Thursday, 19 July 2018: 08:30
Location: 104A (MTCC NORTH BUILDING)
Oral Presentation
Henry CHOW, University of Regina, Canada
Xiashengyou WANG, University of Regina, Canada
Canada has a long tradition of welcoming newcomers from around the world. According to Statistics Canada (2013), the National Household Survey reveals that Canada was home to about 6,775,800 foreign-born individuals in 2011, representing 20.6% of the total population. The Canadian Government has recently established 300,000 as a new baseline for the annual admission of permanent residents, with the majority of those allowed into the country to be selected as economic immigrants. Canada’s immigration and refugee resettlement programs, similar to its multicultural approach to inclusion, are designed to bring benefits to Canadian society as well as an offer of a better life to newcomers. Doubtlessly, the country's immigrant population, the ethnic backgrounds of its people, its visible minority population, and its linguistic and religious diversity show that Canada is truly an ethnocultural mosaic.

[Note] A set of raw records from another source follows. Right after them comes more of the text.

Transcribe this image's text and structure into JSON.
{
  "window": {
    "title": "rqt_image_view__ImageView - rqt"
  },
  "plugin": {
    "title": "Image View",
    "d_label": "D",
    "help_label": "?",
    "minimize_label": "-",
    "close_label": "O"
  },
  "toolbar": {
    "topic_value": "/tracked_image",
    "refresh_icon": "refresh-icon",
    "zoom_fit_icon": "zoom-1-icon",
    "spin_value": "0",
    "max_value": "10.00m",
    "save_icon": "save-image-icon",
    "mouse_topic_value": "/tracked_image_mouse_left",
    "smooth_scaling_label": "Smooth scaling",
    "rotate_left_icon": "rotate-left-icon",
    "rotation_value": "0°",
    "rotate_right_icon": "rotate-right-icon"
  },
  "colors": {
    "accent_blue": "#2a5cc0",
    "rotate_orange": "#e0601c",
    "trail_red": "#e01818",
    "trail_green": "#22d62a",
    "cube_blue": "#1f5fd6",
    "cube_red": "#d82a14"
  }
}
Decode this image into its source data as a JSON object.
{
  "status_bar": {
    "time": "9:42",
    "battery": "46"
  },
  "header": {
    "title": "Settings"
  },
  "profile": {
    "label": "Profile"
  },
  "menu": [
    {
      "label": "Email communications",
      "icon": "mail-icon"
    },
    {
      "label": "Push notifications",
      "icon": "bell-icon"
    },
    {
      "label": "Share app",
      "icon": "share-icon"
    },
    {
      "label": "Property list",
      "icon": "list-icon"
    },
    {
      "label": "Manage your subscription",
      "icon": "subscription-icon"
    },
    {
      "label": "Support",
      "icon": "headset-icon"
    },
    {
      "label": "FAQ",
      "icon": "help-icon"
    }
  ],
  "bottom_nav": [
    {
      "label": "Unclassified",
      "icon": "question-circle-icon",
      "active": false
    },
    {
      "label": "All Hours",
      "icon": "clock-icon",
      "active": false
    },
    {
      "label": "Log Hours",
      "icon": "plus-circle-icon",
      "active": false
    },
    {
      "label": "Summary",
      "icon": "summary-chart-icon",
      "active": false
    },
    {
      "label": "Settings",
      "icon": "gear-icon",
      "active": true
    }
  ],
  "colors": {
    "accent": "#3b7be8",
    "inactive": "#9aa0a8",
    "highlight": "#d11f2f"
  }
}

In Saskatchewan, the unprecedented influx of immigrants and refugees to the province over the past decade is a direct result of the provincial nominee and refugee resettlement programs. The large number of new arrivals of diverse cultural, linguistic, ethnic or religious backgrounds poses a variety of challenges to the province. Drawing on (1) the integrated threat theory (Stephan & Stephan, 2000) which brings together a variety of theoretical perspectives that have been employed to understand the role of threats (i.e., realistic threats, symbolic threats, threats stemming from intergroup anxiety, and threats arising from negative stereotypes) in causing intergroup attitudes and (2) the self-categorization theory (Turner et al., 1987) which posits that the social categorization of people into out-groups and an in-group stimulates a motivation to perceive or achieve a sense of positive group distinctiveness, this paper explores the interactions with and perceptions of immigrants and refugees in a sample of post-secondary students in Saskatchewan (Chow, 2018; Chow & Wang, forthcoming).